I became employee of the year at Sams Club in 2003 and quit the same year to go work at a gym making half that money and to start PT school.

Once in PT school, I still devoted my time to learning about lifting. I went deeper into methodologies and theories of exercise.

Once I graduated from PT school, I devoted all of my free time to becoming a better physical therapist. I want to be the best (warrior) at this craft (physical therapy) that I could attain.

This is not necessarily healthy. I want to start by saying this because it’s been told to me my entire career.

I studied research between sets at the gym. I read textbooks multiple times over. I sacrificed personal relationships to become better…I won’t even say good, but better than the day before.

I’m glad I put all of that time in during those first ten years.

This does not conform to the thought of work-life balance. Again, I’ve heard this my entire career.

When looking at balance, it has to be what makes you happy. Not everyone has the same definition of happiness. When I go to work, I’m sure my patients are grateful that I sacrificed a decade of my life to get better at my craft. When I believe in something I give it my attention. In giving it my attention, I give my time.

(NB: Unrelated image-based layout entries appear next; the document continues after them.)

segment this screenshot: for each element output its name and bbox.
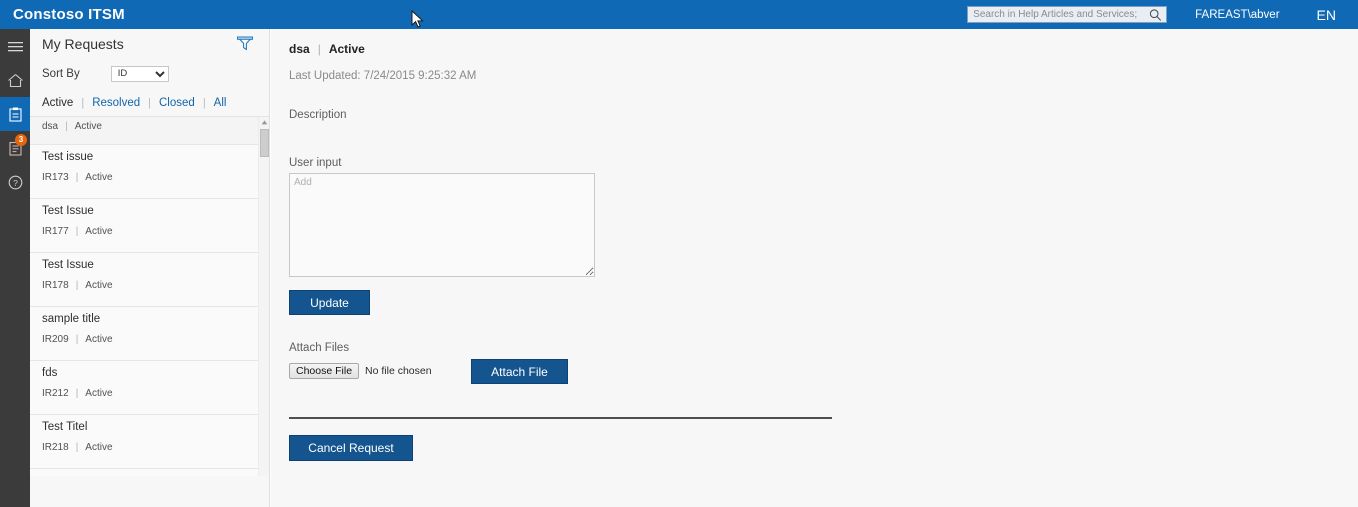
cancel-request-button[interactable]: Cancel Request xyxy=(289,435,413,461)
request-status: Active xyxy=(85,442,113,453)
no-file-chosen-text: No file chosen xyxy=(365,365,432,377)
help-question-icon: ? xyxy=(8,175,22,189)
breadcrumb-title: dsa xyxy=(289,42,310,56)
sort-by-select[interactable]: ID xyxy=(110,65,169,82)
left-icon-rail: 3 ? xyxy=(0,29,30,507)
tab-separator: | xyxy=(148,96,151,109)
meta-separator: | xyxy=(75,172,79,183)
meta-separator: | xyxy=(75,280,79,291)
request-title: Test Issue xyxy=(42,259,94,271)
rail-item-help[interactable]: ? xyxy=(0,165,30,199)
request-id: IR178 xyxy=(42,280,69,291)
tab-active[interactable]: Active xyxy=(42,97,73,109)
request-meta: IR218 | Active xyxy=(42,442,257,453)
request-id: IR209 xyxy=(42,334,69,345)
description-label: Description xyxy=(289,109,347,121)
request-meta: IR177 | Active xyxy=(42,226,257,237)
request-title: Test Issue xyxy=(42,205,94,217)
request-id: IR173 xyxy=(42,172,69,183)
rail-item-home[interactable] xyxy=(0,63,30,97)
funnel-filter-icon[interactable] xyxy=(235,34,255,52)
request-status: Active xyxy=(74,121,102,132)
last-updated-text: Last Updated: 7/24/2015 9:25:32 AM xyxy=(289,70,477,82)
request-id: IR212 xyxy=(42,388,69,399)
scrollbar-thumb[interactable] xyxy=(260,129,269,157)
attach-files-label: Attach Files xyxy=(289,342,350,354)
request-detail-pane: dsa | Active Last Updated: 7/24/2015 9:2… xyxy=(271,29,1358,507)
panel-title: My Requests xyxy=(42,35,124,52)
tab-separator: | xyxy=(202,96,206,109)
search-input[interactable] xyxy=(968,7,1167,22)
list-item[interactable]: Test Issue IR178 | Active xyxy=(30,253,269,307)
user-input-textarea[interactable] xyxy=(289,173,595,277)
tab-resolved[interactable]: Resolved xyxy=(92,97,140,109)
status-badge: Active xyxy=(328,42,365,56)
request-meta: IR173 | Active xyxy=(42,172,257,183)
app-brand-title: Constoso ITSM xyxy=(13,6,125,23)
rail-item-my-requests[interactable] xyxy=(0,97,30,131)
request-status: Active xyxy=(85,226,113,237)
rail-item-menu[interactable] xyxy=(0,29,30,63)
sort-by-label: Sort By xyxy=(42,67,80,80)
top-bar-right-group: FAREAST\abver EN xyxy=(967,0,1358,29)
request-id: IR177 xyxy=(42,226,69,237)
notification-badge: 3 xyxy=(15,134,27,146)
meta-separator: | xyxy=(75,388,79,399)
meta-separator: | xyxy=(75,334,79,345)
scroll-up-arrow-icon[interactable] xyxy=(259,117,269,128)
list-item[interactable]: sample title IR209 | Active xyxy=(30,307,269,361)
request-meta: IR178 | Active xyxy=(42,280,257,291)
request-title: Test issue xyxy=(42,151,94,163)
rail-item-notifications[interactable]: 3 xyxy=(0,131,30,165)
meta-separator: | xyxy=(75,442,79,453)
hamburger-menu-icon xyxy=(7,41,23,51)
breadcrumb-separator: | xyxy=(317,42,321,56)
sort-bar: Sort By ID xyxy=(30,58,269,89)
status-filter-tabs: Active | Resolved | Closed | All xyxy=(30,89,269,117)
panel-header: My Requests xyxy=(30,29,269,58)
request-status: Active xyxy=(85,388,113,399)
request-status: Active xyxy=(85,172,113,183)
list-item[interactable]: Test Titel IR218 | Active xyxy=(30,415,269,469)
home-icon xyxy=(7,73,23,87)
tab-closed[interactable]: Closed xyxy=(159,97,195,109)
request-status: Active xyxy=(85,334,113,345)
svg-text:?: ? xyxy=(13,178,18,188)
request-title: fds xyxy=(42,367,58,379)
search-box[interactable] xyxy=(967,6,1168,23)
list-item[interactable]: Test issue IR173 | Active xyxy=(30,145,269,199)
breadcrumb: dsa | Active xyxy=(289,42,365,56)
request-id: dsa xyxy=(42,121,59,132)
request-title: sample title xyxy=(42,313,101,325)
list-item[interactable]: Test Issue IR177 | Active xyxy=(30,199,269,253)
choose-file-button[interactable]: Choose File xyxy=(289,363,360,379)
request-meta: IR212 | Active xyxy=(42,388,257,399)
language-selector[interactable]: EN xyxy=(1317,7,1336,23)
request-meta: dsa | Active xyxy=(42,121,257,132)
meta-separator: | xyxy=(75,226,79,237)
my-requests-panel: My Requests Sort By ID Active | Resolved… xyxy=(30,29,270,507)
search-icon[interactable] xyxy=(1149,8,1162,22)
request-id: IR218 xyxy=(42,442,69,453)
request-title: Test Titel xyxy=(42,421,88,433)
top-app-bar: Constoso ITSM FAREAST\abver EN xyxy=(0,0,1358,29)
section-divider xyxy=(289,417,832,419)
list-item[interactable]: fds IR212 | Active xyxy=(30,361,269,415)
request-meta: IR209 | Active xyxy=(42,334,257,345)
list-scrollbar[interactable] xyxy=(258,117,269,476)
file-picker-row: Choose File No file chosen xyxy=(289,363,432,379)
tab-all[interactable]: All xyxy=(214,97,227,109)
requests-list: dsa | Active Test issue IR173 | Active T… xyxy=(30,117,269,476)
list-item[interactable]: dsa | Active xyxy=(30,117,269,145)
meta-separator: | xyxy=(65,121,68,132)
request-status: Active xyxy=(85,280,113,291)
user-input-label: User input xyxy=(289,157,342,169)
update-button[interactable]: Update xyxy=(289,290,370,315)
clipboard-icon xyxy=(8,107,22,122)
tab-separator: | xyxy=(81,96,85,109)
attach-file-button[interactable]: Attach File xyxy=(471,359,568,384)
current-user-label[interactable]: FAREAST\abver xyxy=(1195,9,1279,21)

In giving my time, I am giving my life.

I understand that not everyone is devoted to their craft, but I would hope those depending on that craft can see the difference between those who do and those who don’t.

Guard your ears

Patients want to know why they hurt. 🤷‍♂️🤔🙏

They want to know what we can do to help them get rid of their pain to get back to life. 🌈☀️

They want to know that movement is safe. ❤️👊

They want to know that nothing serious is wrong. 🚩

How many healthcare practitioners are answering the first one with a definitive answer of “xyz” is why your experiencing pain

AND

then goes on to put limitations on the patient

AND

tells the patient that it will take 3X/week for 4-8 weeks in order to get better 💵💸

😂😔🤔❌👎🤯

Patients, YOU NEED TO KNOW THAT IT IS RARE TO BE ABLE TO DETERMINE THE EXACT CAUSE OF YOUR PAIN!

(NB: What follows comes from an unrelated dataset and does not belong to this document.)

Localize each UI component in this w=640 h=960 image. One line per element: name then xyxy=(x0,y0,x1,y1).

There are many factors that can have a role in pain that for me to give you a single answer may do more harm than good.

I will tell you possibilities and we can have a discussion of how you think these possibilities ply a role in your symptoms, but even then we will not narrow it down to a specific tissue.

What we won’t do is

1. Increase your fear of movement

2. Create a restriction to specific movements without a timeline to reintroduce movements.

3. Overtreat you because we have created a fear of movement, taken away your mobility and then told you that you need to see me for 36 sessions.

If you are spending any money on your health care, don’t you want to see the person that keeps you for fewer visits, listens to your complaints, comes up with solutions to your issues and has a heart of a teacher.

Any 🐒 can take your money, but not every professional can provide you the help you’re paying for.